What is a Relational Database Management System (RDBMS) and how does Apache Hive use it?
A Relational Database Management System (RDBMS) is a database model which operates by storing metadata in a row- or column-based table structure and allows for the connection and comparison of different datasets.
By using an RDBMS, Apache Hive can ensure that all the data is stored and processed safely, reliably, and accurately because integrated features such as role-based security and encrypted communications ensure that only the correct people are given access to the information extracted.
What's the difference between Apache Hive and a traditional RDBMS?
There are a few key differences between Apache Hive and an RDBMS:
- RDBMS functions work on read and write many times whereas Hive works on write once, read many times.
- Hive follows the schema-on-read rule, only meaning there is no data validation, checking or parsing, just copying/moving files. In traditional databases, a schema is applied to a table that enforces a schema on a write rule.
- Because Hive is built on top of Hadoop, it has to comply with the same restrictions of Hadoop and MapReduce which other RDBMS may not need to.
Apache Hive vs. Apache Spark
An analytics framework designed to process high volumes of data across various datasets, Apache Spark provides a powerful user interface capable of supporting various languages from R to Python.
Hive provides an abstraction layer that represents the data as tables with rows, columns, and data types to query and analyze using an SQL interface called HiveQL. Apache Hive supports ACID transactions with Hive LLAP. Transactions guarantee consistent views of the data in an environment in which multiple users/processes are accessing the data at the same time for Create, Read, Update and Delete (CRUD) operations.
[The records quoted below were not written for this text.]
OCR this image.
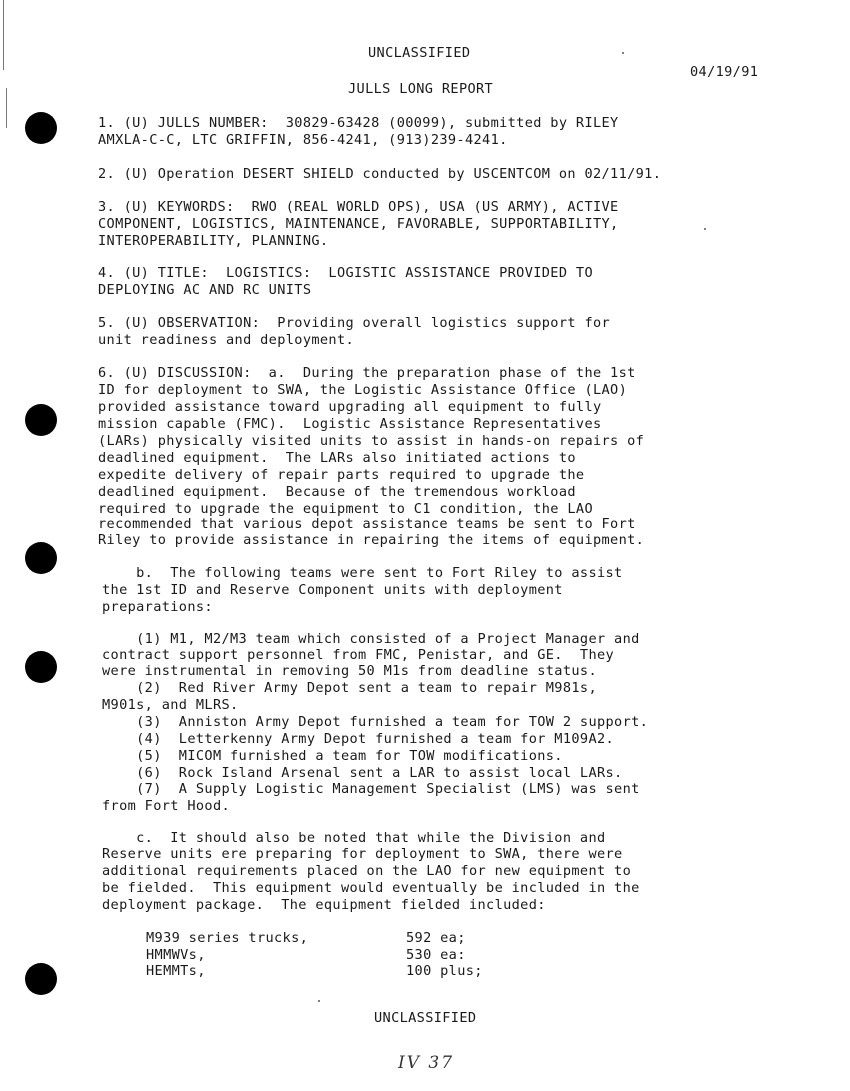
UNCLASSIFIED
04/19/91
JULLS LONG REPORT
1. (U) JULLS NUMBER:  30829-63428 (00099), submitted by RILEY
AMXLA-C-C, LTC GRIFFIN, 856-4241, (913)239-4241.
2. (U) Operation DESERT SHIELD conducted by USCENTCOM on 02/11/91.
3. (U) KEYWORDS:  RWO (REAL WORLD OPS), USA (US ARMY), ACTIVE
COMPONENT, LOGISTICS, MAINTENANCE, FAVORABLE, SUPPORTABILITY,
INTEROPERABILITY, PLANNING.
4. (U) TITLE:  LOGISTICS:  LOGISTIC ASSISTANCE PROVIDED TO
DEPLOYING AC AND RC UNITS
5. (U) OBSERVATION:  Providing overall logistics support for
unit readiness and deployment.
6. (U) DISCUSSION:  a.  During the preparation phase of the 1st
ID for deployment to SWA, the Logistic Assistance Office (LAO)
provided assistance toward upgrading all equipment to fully
mission capable (FMC).  Logistic Assistance Representatives
(LARs) physically visited units to assist in hands-on repairs of
deadlined equipment.  The LARs also initiated actions to
expedite delivery of repair parts required to upgrade the
deadlined equipment.  Because of the tremendous workload
required to upgrade the equipment to C1 condition, the LAO
recommended that various depot assistance teams be sent to Fort
Riley to provide assistance in repairing the items of equipment.
b.  The following teams were sent to Fort Riley to assist
the 1st ID and Reserve Component units with deployment
preparations:
(1) M1, M2/M3 team which consisted of a Project Manager and
contract support personnel from FMC, Penistar, and GE.  They
were instrumental in removing 50 M1s from deadline status.
(2)  Red River Army Depot sent a team to repair M981s,
M901s, and MLRS.
(3)  Anniston Army Depot furnished a team for TOW 2 support.
(4)  Letterkenny Army Depot furnished a team for M109A2.
(5)  MICOM furnished a team for TOW modifications.
(6)  Rock Island Arsenal sent a LAR to assist local LARs.
(7)  A Supply Logistic Management Specialist (LMS) was sent
from Fort Hood.
c.  It should also be noted that while the Division and
Reserve units ere preparing for deployment to SWA, there were
additional requirements placed on the LAO for new equipment to
be fielded.  This equipment would eventually be included in the
deployment package.  The equipment fielded included:
M939 series trucks,	592 ea;
HMMWVs,	530 ea:
HEMMTs,	100 plus;
UNCLASSIFIED
IV 37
Databricks offers Delta Lake, which is similar to Hive LLAP in that it provides ACID transactional guarantees, but it offers several other benefits to help with performance and reliability when accessing the data. Spark SQL is Apache Spark's module for interacting with structured data represented as tables with rows, columns, and data types.
Spark SQL is SQL 2003 compliant and uses Apache Spark as the distributed engine to process the data. In addition to the Spark SQL interface, a DataFrames API can be used to interact with the data using Java, Scala, Python, and R. Spark SQL is similar to HiveQL.
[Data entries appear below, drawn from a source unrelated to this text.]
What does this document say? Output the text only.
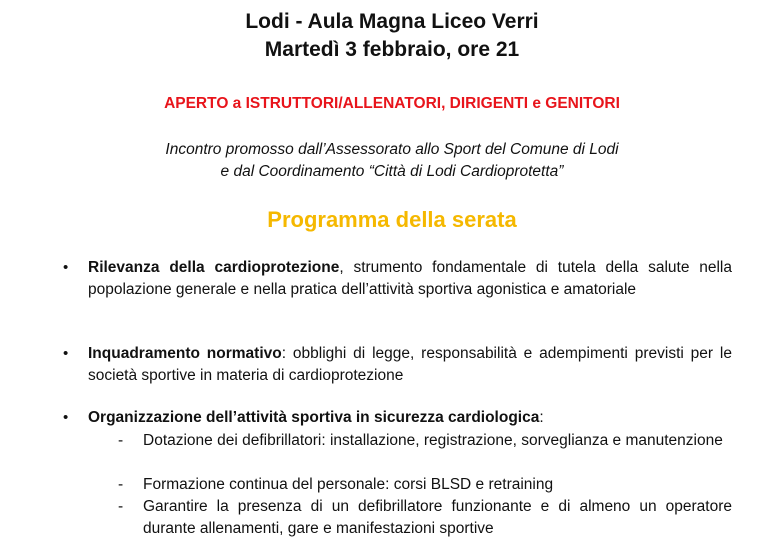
Lodi - Aula Magna Liceo Verri
Martedì 3 febbraio, ore 21
APERTO a ISTRUTTORI/ALLENATORI, DIRIGENTI e GENITORI
Incontro promosso dall’Assessorato allo Sport del Comune di Lodi
e dal Coordinamento “Città di Lodi Cardioprotetta”
Programma della serata
• Rilevanza della cardioprotezione, strumento fondamentale di tutela della salute nella popolazione generale e nella pratica dell’attività sportiva agonistica e amatoriale
• Inquadramento normativo: obblighi di legge, responsabilità e adempimenti previsti per le società sportive in materia di cardioprotezione
• Organizzazione dell’attività sportiva in sicurezza cardiologica:
- Dotazione dei defibrillatori: installazione, registrazione, sorveglianza e manutenzione
- Formazione continua del personale: corsi BLSD e retraining
- Garantire la presenza di un defibrillatore funzionante e di almeno un operatore durante allenamenti, gare e manifestazioni sportive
Both use ANSI SQL syntax, and the majority of Hive functions will run on Databricks. This includes Hive functions for date/time conversions and parsing, collections, string manipulation, mathematical operations, and conditional functions.
There are some functions specific to Hive that would need to be converted to the Spark SQL equivalent or that don't exist in Spark SQL on Databricks. You can expect all HiveQL ANSI SQL syntax to work with Spark SQL on Databricks.
This includes ANSI SQL aggregate and analytical functions. Hive is optimized for the Optimized Row Columnar (ORC) file format and also supports Parquet. Databricks is optimized for Parquet and Delta but also supports ORC. We always recommend using Delta, which uses open-source Parquet as the file format.
Apache Hive vs. Presto
A project originally established at Facebook, PrestoDB, more commonly known as Presto, is a distributed SQL query engine that allows users to process and analyze petabytes of data at a rapid speed. Presto's infrastructure supports the integration of both relational databases and non-relational databases from MySQL and Teradata to MongoDB and Cassandra.